Soy un dictador dictado, expulsado de un Walden que nunca llegué a disfrutar, atrapado en la más lejana Sta. Helena. Soy el emperador desnudo, obligado a ser adulado por las gentes que celebran los ropajes exteriores, sabiéndome de su burla y de su ceguera. Soy el incapaz, el que pretende arrastrar una montaña sin destino ni profeta. ¿Puede haber intento de perdón en el reo que comprende el material de sus cadenas? No, unas vitaminas no solucionarán semejante entuerto.
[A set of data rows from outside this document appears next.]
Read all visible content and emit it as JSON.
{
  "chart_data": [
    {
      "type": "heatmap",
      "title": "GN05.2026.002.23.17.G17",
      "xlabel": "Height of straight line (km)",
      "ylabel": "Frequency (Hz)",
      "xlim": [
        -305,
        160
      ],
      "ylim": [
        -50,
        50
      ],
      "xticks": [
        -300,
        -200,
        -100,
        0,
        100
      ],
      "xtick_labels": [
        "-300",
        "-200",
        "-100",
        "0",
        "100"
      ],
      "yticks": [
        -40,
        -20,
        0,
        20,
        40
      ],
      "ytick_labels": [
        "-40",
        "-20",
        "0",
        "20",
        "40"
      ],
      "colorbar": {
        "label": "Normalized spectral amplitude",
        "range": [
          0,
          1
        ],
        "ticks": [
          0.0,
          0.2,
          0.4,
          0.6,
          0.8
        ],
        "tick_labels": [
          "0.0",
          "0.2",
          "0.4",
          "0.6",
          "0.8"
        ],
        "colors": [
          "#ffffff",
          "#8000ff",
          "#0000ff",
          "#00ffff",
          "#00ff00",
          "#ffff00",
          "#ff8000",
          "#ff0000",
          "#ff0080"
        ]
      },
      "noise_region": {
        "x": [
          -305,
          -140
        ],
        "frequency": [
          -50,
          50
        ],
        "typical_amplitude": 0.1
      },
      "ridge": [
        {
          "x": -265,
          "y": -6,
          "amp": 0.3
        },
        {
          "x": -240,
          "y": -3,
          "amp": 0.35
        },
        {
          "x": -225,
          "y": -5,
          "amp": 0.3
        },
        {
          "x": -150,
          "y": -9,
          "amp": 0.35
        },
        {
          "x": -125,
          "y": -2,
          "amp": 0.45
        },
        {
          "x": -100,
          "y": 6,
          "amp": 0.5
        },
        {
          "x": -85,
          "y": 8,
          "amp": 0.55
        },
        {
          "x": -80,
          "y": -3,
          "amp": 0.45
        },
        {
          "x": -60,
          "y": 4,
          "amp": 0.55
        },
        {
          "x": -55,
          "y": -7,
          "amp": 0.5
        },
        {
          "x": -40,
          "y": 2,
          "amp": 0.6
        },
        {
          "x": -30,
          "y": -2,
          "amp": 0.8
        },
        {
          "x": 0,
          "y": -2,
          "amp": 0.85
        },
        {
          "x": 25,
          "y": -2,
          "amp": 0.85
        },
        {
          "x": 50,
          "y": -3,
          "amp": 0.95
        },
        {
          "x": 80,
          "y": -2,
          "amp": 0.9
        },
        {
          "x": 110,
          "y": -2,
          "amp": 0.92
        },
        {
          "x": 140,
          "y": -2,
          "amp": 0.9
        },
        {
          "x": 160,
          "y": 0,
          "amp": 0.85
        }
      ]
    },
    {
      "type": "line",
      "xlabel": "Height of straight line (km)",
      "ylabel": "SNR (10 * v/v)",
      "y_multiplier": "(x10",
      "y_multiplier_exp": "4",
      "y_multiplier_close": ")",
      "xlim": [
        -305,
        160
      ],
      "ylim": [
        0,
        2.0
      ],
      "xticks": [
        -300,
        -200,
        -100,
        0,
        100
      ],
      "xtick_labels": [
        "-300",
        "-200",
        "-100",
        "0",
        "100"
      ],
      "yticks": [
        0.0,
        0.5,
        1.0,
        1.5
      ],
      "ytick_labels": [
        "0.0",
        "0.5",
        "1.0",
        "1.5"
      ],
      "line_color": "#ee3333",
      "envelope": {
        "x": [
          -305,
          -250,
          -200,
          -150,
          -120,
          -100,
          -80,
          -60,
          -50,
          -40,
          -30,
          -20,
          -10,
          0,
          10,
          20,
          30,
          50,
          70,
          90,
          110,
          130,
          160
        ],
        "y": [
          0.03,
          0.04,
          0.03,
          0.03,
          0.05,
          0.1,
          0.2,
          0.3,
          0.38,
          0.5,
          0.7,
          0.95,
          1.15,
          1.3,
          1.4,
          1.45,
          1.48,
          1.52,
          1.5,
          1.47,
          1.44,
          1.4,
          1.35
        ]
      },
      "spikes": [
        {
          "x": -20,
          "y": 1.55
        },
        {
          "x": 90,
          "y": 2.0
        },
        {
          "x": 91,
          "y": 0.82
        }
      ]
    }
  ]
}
¿Debe el pensador retirarse a pensar, sin mediar palabra hasta que haya pensado? ¿Qué impacto supone en las propias ideas su interrupción? ¿Desaparece esa línea de pensamiento? ¿Acaso se crea una realidad divergente de reflexión en la cual el resultado es notoriamente distinto del pensar silente?
Sacadlo de mí… ¡SÁCALO!
Argile. Nivôse. 1 de Enero de 1805.
El Emperador ha sido coronado en esta época. La corona tiende a no acomodarse en la misma cabellera durante demasiado tiempo. Procuraré estar cerca cuando ruede.